Con l’entrata in vigore, l’11 dicembre scorso, del D.L. n. 132/2014, separarsi e divorziare in modo consensuale è diventato più veloce ed economico.
Ora,infatti, oltre che nelle aule dei tribunali, i coniugi possono decidere di dirsi addio anche utilizzando le forme della cosiddetta “Convenzione di negoziazione assistita”, da redarsi ad opera dei propri legali davanti ai quali se ne effettuerà la sottoscrizione, oppure recandosi semplicemente di fronte all’ufficiale di stato civile.
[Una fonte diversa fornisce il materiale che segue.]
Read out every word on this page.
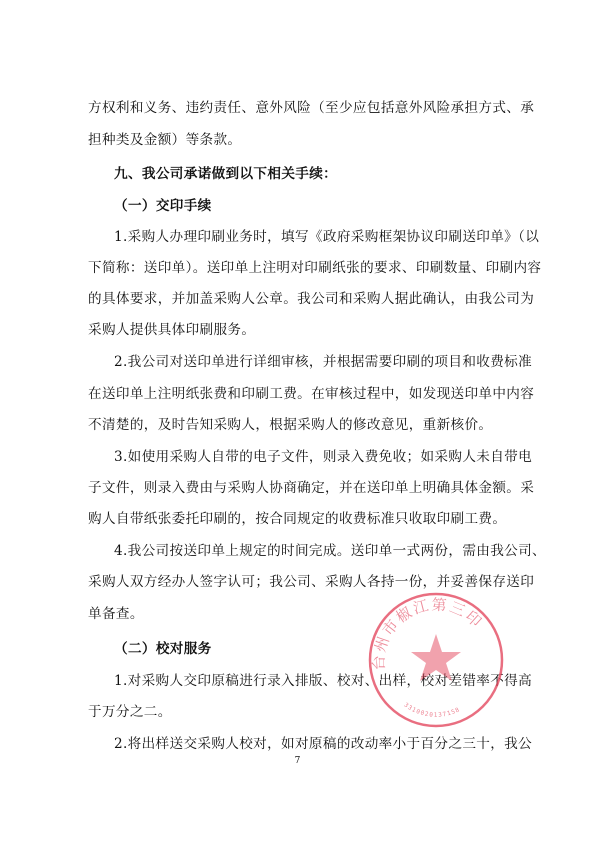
方权利和义务、违约责任、意外风险（至少应包括意外风险承担方式、承
担种类及金额）等条款。
九、我公司承诺做到以下相关手续：
（一）交印手续
1.采购人办理印刷业务时，填写《政府采购框架协议印刷送印单》（以
下简称：送印单）。送印单上注明对印刷纸张的要求、印刷数量、印刷内容
的具体要求，并加盖采购人公章。我公司和采购人据此确认，由我公司为
采购人提供具体印刷服务。
2.我公司对送印单进行详细审核，并根据需要印刷的项目和收费标准
在送印单上注明纸张费和印刷工费。在审核过程中，如发现送印单中内容
不清楚的，及时告知采购人，根据采购人的修改意见，重新核价。
3.如使用采购人自带的电子文件，则录入费免收；如采购人未自带电
子文件，则录入费由与采购人协商确定，并在送印单上明确具体金额。采
购人自带纸张委托印刷的，按合同规定的收费标准只收取印刷工费。
4.我公司按送印单上规定的时间完成。送印单一式两份，需由我公司、
采购人双方经办人签字认可；我公司、采购人各持一份，并妥善保存送印
单备查。
（二）校对服务
1.对采购人交印原稿进行录入排版、校对、出样，校对差错率不得高
于万分之二。
2.将出样送交采购人校对，如对原稿的改动率小于百分之三十，我公
台州市椒江第三印
3310020137158
7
Ma analizziamole nello specifico.
La procedura di negoziazione assistita consiste essenzialmente nel raggiungimento di un accordo, sottoscritto dai coniugi, con il quale essi convengono di cooperare in buona fede e con lealtà per risolvere la controversia in via amichevole: tale accordo verrà redatto dall’avvocato (che dovrà essere uno per parte) e andrà a sancire e regolamentare la separazione o il divorzio, producendo i medesimi effetti di una sentenza giudiziale.
Le coppie che desiderano separarsi o divorziare potranno accedere alla convenzione di negoziazione assistita indipendentemente dall’esistenza o meno di figli, siano essi già maggiorenni oppure minorenni, maggiorenni incapaci o portatori di handicap grave ovvero economicamente non autosufficienti.
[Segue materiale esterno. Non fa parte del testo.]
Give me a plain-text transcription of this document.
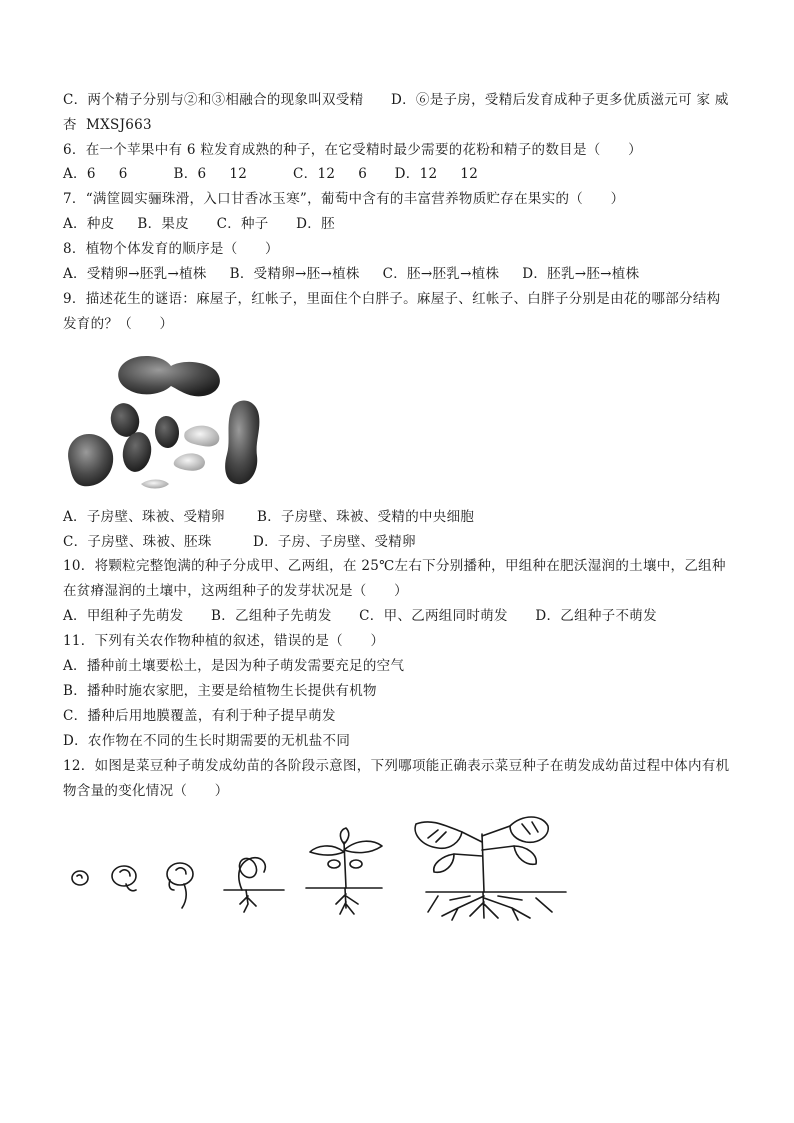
C．两个精子分别与②和③相融合的现象叫双受精      D．⑥是子房，受精后发育成种子更多优质滋元可 家 威
杏  MXSJ663
6．在一个苹果中有 6 粒发育成熟的种子，在它受精时最少需要的花粉和精子的数目是（      ）
A．6     6          B．6     12          C．12     6      D．12     12
7．“满筐圆实骊珠滑，入口甘香冰玉寒”，葡萄中含有的丰富营养物质贮存在果实的（      ）
A．种皮     B．果皮      C．种子      D．胚
8．植物个体发育的顺序是（      ）
A．受精卵→胚乳→植株     B．受精卵→胚→植株     C．胚→胚乳→植株     D．胚乳→胚→植株
9．描述花生的谜语：麻屋子，红帐子，里面住个白胖子。麻屋子、红帐子、白胖子分别是由花的哪部分结构
发育的？（      ）
A．子房壁、珠被、受精卵       B．子房壁、珠被、受精的中央细胞
C．子房壁、珠被、胚珠         D．子房、子房壁、受精卵
10．将颗粒完整饱满的种子分成甲、乙两组，在 25℃左右下分别播种，甲组种在肥沃湿润的土壤中，乙组种
在贫瘠湿润的土壤中，这两组种子的发芽状况是（      ）
A．甲组种子先萌发      B．乙组种子先萌发      C．甲、乙两组同时萌发      D．乙组种子不萌发
11．下列有关农作物种植的叙述，错误的是（      ）
A．播种前土壤要松土，是因为种子萌发需要充足的空气
B．播种时施农家肥，主要是给植物生长提供有机物
C．播种后用地膜覆盖，有利于种子提早萌发
D．农作物在不同的生长时期需要的无机盐不同
12．如图是菜豆种子萌发成幼苗的各阶段示意图，下列哪项能正确表示菜豆种子在萌发成幼苗过程中体内有机
物含量的变化情况（      ）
Il suddetto accordo sarà poi trasmesso, a cura dell’avvocato, prima al Procuratore della Repubblica il quale, accertata la sussistenza delle condizioni e dei requisiti di legge, emetterà un nulla osta e, successivamente, all’ufficiale di stato civile del Comune in cui il matrimonio risulta iscritto o trascritto, che opererà le trascrizioni di legge.
Qualora invece il matrimonio fosse caratterizzato dall’assenza di figli minori, maggiorenni incapaci, portatori di handicap gravi o economicamente non autosufficienti, e ove la separazione non comporti alcun patto di trasferimento patrimoniale (uso della casa coniugale, assegno di mantenimento o altre utilità economiche), sarà sufficiente, per i coniugi, rivolgersi all’ufficiale di stato civile del comune di residenza di uno dei due, o del comune in cui l’atto di matrimonio è stato iscritto o trascritto, e dichiarare di volersi separare o divorziare.
La suddetta procedura si esaurisce in soli due incontri: nel primo i coniugi provvedono a sottoscrivere l’accordo di separazione davanti all’ufficiale di stato civile, nel secondo, che avverrà entro trenta giorni, confermano la loro volontà di procedere con la separazione o il divorzio sulla base dell’accordo, che sarà poi trascritto nei registri matrimoniali.

Utilizzando questa modalità gli unici costi, fatta eccezione per la presenza di un avvocato che resta tuttavia facoltativa, sono i 16,00 € da corrispondere all’ufficiale di stato civile al momento della sottoscrizione dell’atto contenente la conclusione dell’accordo, a titolo di diritto fisso.
Questa riforma, detta del “divorzio facile”, ha indubbiamente semplificato la vita delle coppie: secondo una stima dell’AMI (Associazione Matrimonialisti Italiani), infatti, gli addii consensuali rappresentano oggi il 70 per cento e la possibilità di risolvere tutto fuori dalle aule dei tribunali mira a contribuire ad abbassare il naturale livello di conflittualità e di stress.
Un’ultima, doverosa, precisazione: questa riforma non ha modificato i tempi per poter richiedere il divorzio, che, ad oggi, restano di tre anni dall’avvenuta separazione.
L’evoluzione di tale riforma nel “divorzio breve”, con l’abolizione cioè dei tre anni di separazione, costituirebbe certamente il vero cambiamento nella disciplina dell’addio consensuale.